Michael Mann to Make Biopic About Spanish Civil War Photog Robert Capa; Will He Engage or Avoid Staged Photo Controversy?
Posted on Sunday, October 4th, 2009 by Russ Fischer
It’s been a couple months since Public Enemies came and went, so it’s long past time (as far as I’m concerned) to hear what director Michael Mann is doing next. There’s a good chance he’ll next turn to another period biopic, this time of famed Spanish Civil War photographer Robert Capa. Capa is one of the most renowned war photographers and his lover Gerda Taro is famous for being the first female war photog on the front lines; she was killed during a battle in 1937.
Variety reports Mann’s interest; his picture will likely be based on Spanish author Susana Fortes‘ novel Waiting for Robert Capa, which was published this past spring to great acclaim in Spain. The novel begins in 1935, when Endre Friedmann meets Gerta Pohorylle. Both exiled Jewish communists, the two changed their names to have a better chance in the world of photography. He became Robert Capa, she Gerda Taro. Fortes was moved to write their story when she read about thousands of Spanish Civil War photographs taken by the pair that were unearthed in 2008.
But there’s a wrinkle here that Mann may or may not tackle. One of Capa’s most famous photographs is called ‘Falling Soldier’, as it purports to capture a man at the moment of his death. (The image is more fully titled ‘Loyalist Militiaman at the Moment of Death, Cerro Muriano, September 5, 1936′.) But claims have long swirled that the photo, along with many others Capa took at the same time, was staged. I won’t go into all the details, but if you want to know more The New York Times has a good recent article on the subject.

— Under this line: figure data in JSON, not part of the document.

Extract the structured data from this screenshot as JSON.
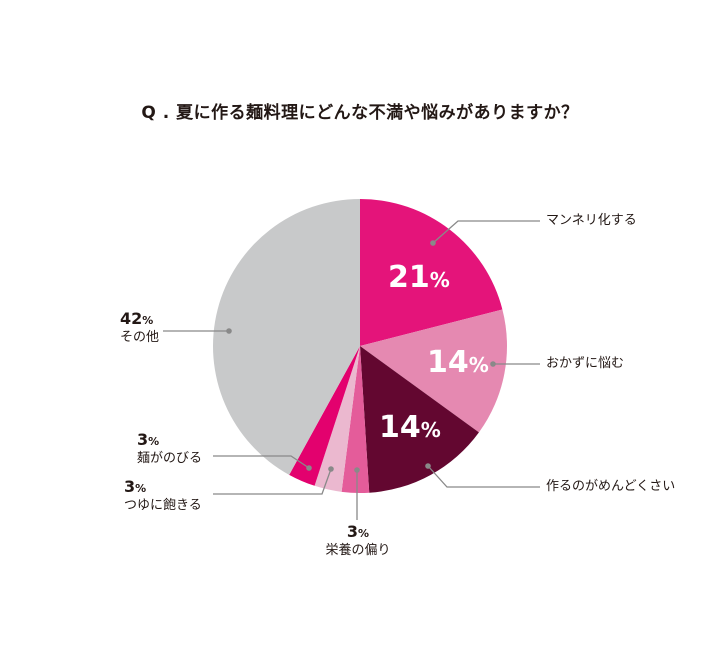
{
  "title": "Q . 夏に作る麺料理にどんな不満や悩みがありますか？",
  "chart_data": {
    "type": "pie",
    "title": "Q . 夏に作る麺料理にどんな不満や悩みがありますか？",
    "start_angle": "12 o'clock, clockwise",
    "categories": [
      "マンネリ化する",
      "おかずに悩む",
      "作るのがめんどくさい",
      "栄養の偏り",
      "つゆに飽きる",
      "麺がのびる",
      "その他"
    ],
    "values": [
      21,
      14,
      14,
      3,
      3,
      3,
      42
    ],
    "unit": "%",
    "colors": [
      "#e4147a",
      "#e589b1",
      "#630730",
      "#e45c9a",
      "#ebb8cf",
      "#e3016e",
      "#c8c9ca"
    ],
    "labels_inside": [
      "21%",
      "14%",
      "14%"
    ],
    "legend": "none (callout labels)"
  },
  "labels": {
    "s0": {
      "name": "マンネリ化する",
      "pct": "21",
      "unit": "%"
    },
    "s1": {
      "name": "おかずに悩む",
      "pct": "14",
      "unit": "%"
    },
    "s2": {
      "name": "作るのがめんどくさい",
      "pct": "14",
      "unit": "%"
    },
    "s3": {
      "name": "栄養の偏り",
      "pct": "3",
      "unit": "%"
    },
    "s4": {
      "name": "つゆに飽きる",
      "pct": "3",
      "unit": "%"
    },
    "s5": {
      "name": "麺がのびる",
      "pct": "3",
      "unit": "%"
    },
    "s6": {
      "name": "その他",
      "pct": "42",
      "unit": "%"
    }
  }
}
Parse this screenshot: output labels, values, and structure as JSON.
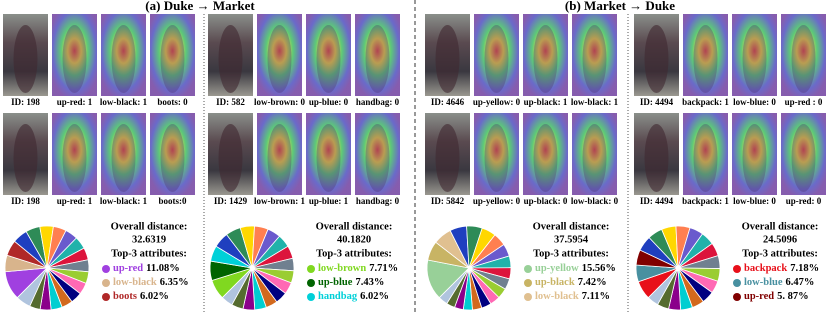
{
  "titles": [
    "(a) Duke → Market",
    "(b) Market → Duke"
  ],
  "slice_palette": [
    "#1f3fbf",
    "#2e8b57",
    "#ffd700",
    "#ff7f50",
    "#6a5acd",
    "#20b2aa",
    "#dc143c",
    "#708090",
    "#9acd32",
    "#ff69b4",
    "#000080",
    "#d2691e",
    "#00ced1",
    "#8b008b",
    "#556b2f",
    "#b0c4de"
  ],
  "groups": [
    {
      "captions": [
        [
          "ID: 198",
          "up-red: 1",
          "low-black: 1",
          "boots: 0"
        ],
        [
          "ID: 198",
          "up-red: 1",
          "low-black: 1",
          "boots:0"
        ]
      ],
      "pie": {
        "distance_label": "Overall distance:",
        "distance": "32.6319",
        "top_label": "Top-3 attributes:",
        "attributes": [
          {
            "name": "up-red",
            "value": 11.08,
            "label": "11.08%",
            "color": "#a040e0"
          },
          {
            "name": "low-black",
            "value": 6.35,
            "label": "6.35%",
            "color": "#d8b48c"
          },
          {
            "name": "boots",
            "value": 6.02,
            "label": "6.02%",
            "color": "#b02828"
          }
        ],
        "other_values": [
          5.8,
          5.5,
          5.2,
          5.0,
          4.9,
          4.8,
          4.7,
          4.6,
          4.5,
          4.5,
          4.4,
          4.3,
          4.3,
          4.2,
          4.1,
          5.75
        ]
      }
    },
    {
      "captions": [
        [
          "ID: 582",
          "low-brown: 0",
          "up-blue: 0",
          "handbag: 0"
        ],
        [
          "ID: 1429",
          "low-brown: 1",
          "up-blue: 1",
          "handbag: 0"
        ]
      ],
      "pie": {
        "distance_label": "Overall distance:",
        "distance": "40.1820",
        "top_label": "Top-3 attributes:",
        "attributes": [
          {
            "name": "low-brown",
            "value": 7.71,
            "label": "7.71%",
            "color": "#80d820"
          },
          {
            "name": "up-blue",
            "value": 7.43,
            "label": "7.43%",
            "color": "#006400"
          },
          {
            "name": "handbag",
            "value": 6.02,
            "label": "6.02%",
            "color": "#00d0d8"
          }
        ],
        "other_values": [
          6.0,
          5.8,
          5.5,
          5.3,
          5.1,
          5.0,
          4.9,
          4.8,
          4.7,
          4.6,
          4.6,
          4.5,
          4.5,
          4.5,
          4.5,
          4.54
        ]
      }
    },
    {
      "captions": [
        [
          "ID: 4646",
          "up-yellow: 0",
          "up-black: 1",
          "low-black: 1"
        ],
        [
          "ID: 5842",
          "up-yellow: 0",
          "up-black: 0",
          "low-black: 0"
        ]
      ],
      "pie": {
        "distance_label": "Overall distance:",
        "distance": "37.5954",
        "top_label": "Top-3 attributes:",
        "attributes": [
          {
            "name": "up-yellow",
            "value": 15.56,
            "label": "15.56%",
            "color": "#98d098"
          },
          {
            "name": "up-black",
            "value": 7.42,
            "label": "7.42%",
            "color": "#c8b464"
          },
          {
            "name": "low-black",
            "value": 7.11,
            "label": "7.11%",
            "color": "#e0c090"
          }
        ],
        "other_values": [
          6.5,
          6.0,
          5.5,
          5.0,
          4.8,
          4.5,
          4.3,
          4.2,
          4.0,
          3.9,
          3.8,
          3.6,
          3.5,
          3.4,
          3.3,
          3.61
        ]
      }
    },
    {
      "captions": [
        [
          "ID: 4494",
          "backpack: 1",
          "low-blue: 0",
          "up-red : 0"
        ],
        [
          "ID: 4494",
          "backpack: 1",
          "low-blue: 0",
          "up-red: 0"
        ]
      ],
      "pie": {
        "distance_label": "Overall distance:",
        "distance": "24.5096",
        "top_label": "Top-3 attributes:",
        "attributes": [
          {
            "name": "backpack",
            "value": 7.18,
            "label": "7.18%",
            "color": "#e8101a"
          },
          {
            "name": "low-blue",
            "value": 6.47,
            "label": "6.47%",
            "color": "#4890a0"
          },
          {
            "name": "up-red",
            "value": 5.87,
            "label": "5. 87%",
            "color": "#800000"
          }
        ],
        "other_values": [
          5.9,
          5.7,
          5.6,
          5.4,
          5.3,
          5.2,
          5.1,
          5.0,
          4.9,
          4.8,
          4.8,
          4.7,
          4.6,
          4.6,
          4.5,
          4.38
        ]
      }
    }
  ]
}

If Mann’s picture is a straight biographical drama it’ll be difficult to tackle this subject without taking a definitive stand on whether or not the photo was staged. I hope, then, that the film is less than standard from a biopic perspective, and tackles questions about the rigorous depiction of events versus creating propaganda for one group over another. Capa’s story is interesting, but seeing Mann get into deeper issues could make the movie really fascinating.